Opinions

Victim Blaming Has No Place In Solidarity

By: Anne Boyd Kirby, Contributor

     Talk to women anywhere, and you will hear that each one of them has been cat called. I have experienced this both in America and in Cuba where I went on a mission trip, and this is a problem across the world. What is sad and quite terrifying about this is the shocking amount of women who have, at some point in their lives, been objectified and sexually harassed, whether verbally, as I can attest to from experience, or, worse, physically. In order to address this issue, it is paramount that we stand with these women in solidarity.

     The enormity of this often underplayed issue was acknowledged worldwide with the launch of the #MeToo campaign, in which Alyssa Milano, responding to the allegations against Harvey Weinstein, tweeted, “If you’ve been sexually harassed or assaulted, write ‘me too’ as a reply to this tweet.” Needless to say, many people, mostly men, were astonished by how many women they knew who had similar experiences. With all the recent political debate, one would think that this is a matter that most people can agree on. Ideally, the general public could agree that not only is sexual assault and harassment wrong, but that we should also empathize with the victims who have been brave enough to come forward and demand justice from their offenders. Unfortunately, however, there is a shocking number of women who have come forward and been confronted by people who have had the nerve to challenge these victims, asking, “Why didn’t you come forward sooner?” This is not an acceptable response.

     Freedom of speech and expression of individual thought aside, it is not within the moral rights of anyone who has never been the object of sexual harassment or assault to shame victims for not coming forward sooner. Without ever having been in the situation that these women were in, there is no room for judgment on how they handled it. Consider the women involved with the Harvey Weinstein scandals. Many were young actresses at the time, either pursuing or in the midst of an acting career in Hollywood; many would not want to do anything that would risk interfering with their careers. Certainly, no one would want to cross the man who was once considered one of the most powerful men in Hollywood. This concept of the offender being in a place of power over the victim is not uncommon, and it is undoubtedly the reason behind many other women across the world not coming forward sooner as well.

     Another aspect to consider is the possibility that no one would believe a victim should she accuse the offender outright.
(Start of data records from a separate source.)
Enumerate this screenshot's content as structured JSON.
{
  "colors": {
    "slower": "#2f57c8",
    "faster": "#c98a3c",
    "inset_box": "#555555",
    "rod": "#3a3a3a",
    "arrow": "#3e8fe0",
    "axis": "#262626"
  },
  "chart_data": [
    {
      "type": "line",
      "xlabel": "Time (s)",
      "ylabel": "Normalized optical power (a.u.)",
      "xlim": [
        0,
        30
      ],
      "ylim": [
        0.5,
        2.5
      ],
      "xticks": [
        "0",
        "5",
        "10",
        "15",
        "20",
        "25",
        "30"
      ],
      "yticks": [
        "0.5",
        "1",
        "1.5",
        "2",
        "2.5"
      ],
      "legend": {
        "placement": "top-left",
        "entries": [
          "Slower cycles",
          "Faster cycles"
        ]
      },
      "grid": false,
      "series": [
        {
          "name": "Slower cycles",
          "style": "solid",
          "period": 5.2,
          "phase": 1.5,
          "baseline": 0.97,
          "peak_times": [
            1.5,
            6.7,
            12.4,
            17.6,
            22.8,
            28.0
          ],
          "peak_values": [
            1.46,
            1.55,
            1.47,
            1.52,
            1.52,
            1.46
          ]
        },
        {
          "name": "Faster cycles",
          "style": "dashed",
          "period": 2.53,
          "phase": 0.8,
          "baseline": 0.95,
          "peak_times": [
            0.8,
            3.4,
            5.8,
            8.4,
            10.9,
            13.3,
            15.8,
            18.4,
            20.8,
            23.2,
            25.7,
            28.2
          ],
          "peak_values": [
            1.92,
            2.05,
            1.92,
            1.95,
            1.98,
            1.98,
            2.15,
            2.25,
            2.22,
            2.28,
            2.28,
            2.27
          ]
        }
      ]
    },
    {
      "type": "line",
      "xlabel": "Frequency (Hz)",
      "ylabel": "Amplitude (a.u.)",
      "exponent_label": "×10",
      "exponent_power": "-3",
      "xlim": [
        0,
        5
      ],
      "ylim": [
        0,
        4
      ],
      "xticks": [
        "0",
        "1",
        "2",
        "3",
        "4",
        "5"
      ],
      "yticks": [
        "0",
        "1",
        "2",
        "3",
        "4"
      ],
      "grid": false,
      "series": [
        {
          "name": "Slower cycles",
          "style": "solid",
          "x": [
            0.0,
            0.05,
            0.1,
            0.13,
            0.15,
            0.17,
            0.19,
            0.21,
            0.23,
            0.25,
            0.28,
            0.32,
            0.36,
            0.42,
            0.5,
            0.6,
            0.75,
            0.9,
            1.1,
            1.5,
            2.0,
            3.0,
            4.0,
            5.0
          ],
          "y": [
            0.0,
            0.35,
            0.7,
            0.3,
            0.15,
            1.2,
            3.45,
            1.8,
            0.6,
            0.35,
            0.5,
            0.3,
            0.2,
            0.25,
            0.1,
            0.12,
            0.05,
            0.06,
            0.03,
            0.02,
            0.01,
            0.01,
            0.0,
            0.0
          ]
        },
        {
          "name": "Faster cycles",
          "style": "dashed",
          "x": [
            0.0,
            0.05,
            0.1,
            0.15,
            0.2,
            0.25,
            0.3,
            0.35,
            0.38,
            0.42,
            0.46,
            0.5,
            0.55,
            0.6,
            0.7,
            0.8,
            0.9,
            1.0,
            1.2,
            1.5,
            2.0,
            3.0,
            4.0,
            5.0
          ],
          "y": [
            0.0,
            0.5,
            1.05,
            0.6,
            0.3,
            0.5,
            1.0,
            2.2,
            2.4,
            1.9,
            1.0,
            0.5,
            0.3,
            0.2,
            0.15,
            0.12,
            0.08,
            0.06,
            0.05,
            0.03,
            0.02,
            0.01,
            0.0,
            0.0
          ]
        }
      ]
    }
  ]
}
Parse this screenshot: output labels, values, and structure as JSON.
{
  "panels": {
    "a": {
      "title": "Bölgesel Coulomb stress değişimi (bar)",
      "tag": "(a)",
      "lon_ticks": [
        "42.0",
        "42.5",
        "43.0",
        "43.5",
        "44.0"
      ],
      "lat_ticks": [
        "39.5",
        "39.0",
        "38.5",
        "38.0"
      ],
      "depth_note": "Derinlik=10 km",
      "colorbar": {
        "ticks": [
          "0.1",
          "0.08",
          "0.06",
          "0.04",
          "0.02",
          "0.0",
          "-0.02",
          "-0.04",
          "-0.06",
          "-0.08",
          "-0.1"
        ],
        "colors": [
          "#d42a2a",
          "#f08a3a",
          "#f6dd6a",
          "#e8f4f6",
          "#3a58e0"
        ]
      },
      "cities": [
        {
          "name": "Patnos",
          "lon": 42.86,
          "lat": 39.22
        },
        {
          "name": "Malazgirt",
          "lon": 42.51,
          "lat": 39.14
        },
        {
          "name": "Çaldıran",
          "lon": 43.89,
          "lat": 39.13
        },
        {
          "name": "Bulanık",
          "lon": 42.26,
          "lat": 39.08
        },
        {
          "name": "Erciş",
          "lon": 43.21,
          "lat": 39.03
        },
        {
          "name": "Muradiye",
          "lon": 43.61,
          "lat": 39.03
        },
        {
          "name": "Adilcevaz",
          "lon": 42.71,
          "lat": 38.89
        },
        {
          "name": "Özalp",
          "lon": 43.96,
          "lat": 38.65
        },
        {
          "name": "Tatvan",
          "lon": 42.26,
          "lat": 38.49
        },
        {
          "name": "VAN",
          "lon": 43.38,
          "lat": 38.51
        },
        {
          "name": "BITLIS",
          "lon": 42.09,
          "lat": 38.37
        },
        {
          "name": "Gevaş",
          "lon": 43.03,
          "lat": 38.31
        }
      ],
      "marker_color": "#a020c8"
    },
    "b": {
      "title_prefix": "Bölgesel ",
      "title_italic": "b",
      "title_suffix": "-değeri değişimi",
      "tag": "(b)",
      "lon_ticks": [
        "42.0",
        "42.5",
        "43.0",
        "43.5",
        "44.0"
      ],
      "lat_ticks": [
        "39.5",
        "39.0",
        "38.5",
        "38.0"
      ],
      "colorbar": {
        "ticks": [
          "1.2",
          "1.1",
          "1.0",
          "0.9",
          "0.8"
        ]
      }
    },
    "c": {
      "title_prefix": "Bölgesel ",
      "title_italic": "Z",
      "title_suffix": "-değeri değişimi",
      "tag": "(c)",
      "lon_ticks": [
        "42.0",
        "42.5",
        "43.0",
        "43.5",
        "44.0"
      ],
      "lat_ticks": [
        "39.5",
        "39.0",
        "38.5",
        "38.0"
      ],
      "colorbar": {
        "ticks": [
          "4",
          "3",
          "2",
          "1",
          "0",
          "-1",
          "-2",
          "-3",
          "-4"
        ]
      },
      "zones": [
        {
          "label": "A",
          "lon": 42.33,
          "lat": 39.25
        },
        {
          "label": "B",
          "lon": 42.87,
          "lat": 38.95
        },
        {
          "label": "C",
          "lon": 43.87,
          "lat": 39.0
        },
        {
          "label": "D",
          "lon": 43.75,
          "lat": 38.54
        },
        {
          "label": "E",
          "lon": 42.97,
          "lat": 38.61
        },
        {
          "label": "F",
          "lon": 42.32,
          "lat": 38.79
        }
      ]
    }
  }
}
This would only be a detriment to her and to her reputation. Many of the lesser known victims of Weinstein admit that they initially felt they could not come forward until women with bigger names, such as Angelina Jolie and Ashley Judd, admitted that they were affected too. The public would listen to these women because of their fame, and that power would allow them to come forward when others felt they could not.

     Women often think that they are alone in what has happened to them. This is why the #MeToo campaign matters, and this is why there is finally a dialogue about sexual harassment. There is power behind solidarity. The more women who come forward, the more likely it is for thousands of other women to chime in and say “Me too.”

     Ultimately, sexual harassment and assault victims need to feel comfortable in coming forward in order to allow other victims a platform of safety where they feel they can do the same. This is important in order to incite change and prevent more people from becoming victims. However, no one can force victims to come forward. No one can say, “You should have come forward sooner,” and no one can make others come forward if they are not ready. We simply must provide a system of support and sympathy. That is how we can stop this issue, not by guilting those with the courage to speak out, but by standing with them in solidarity.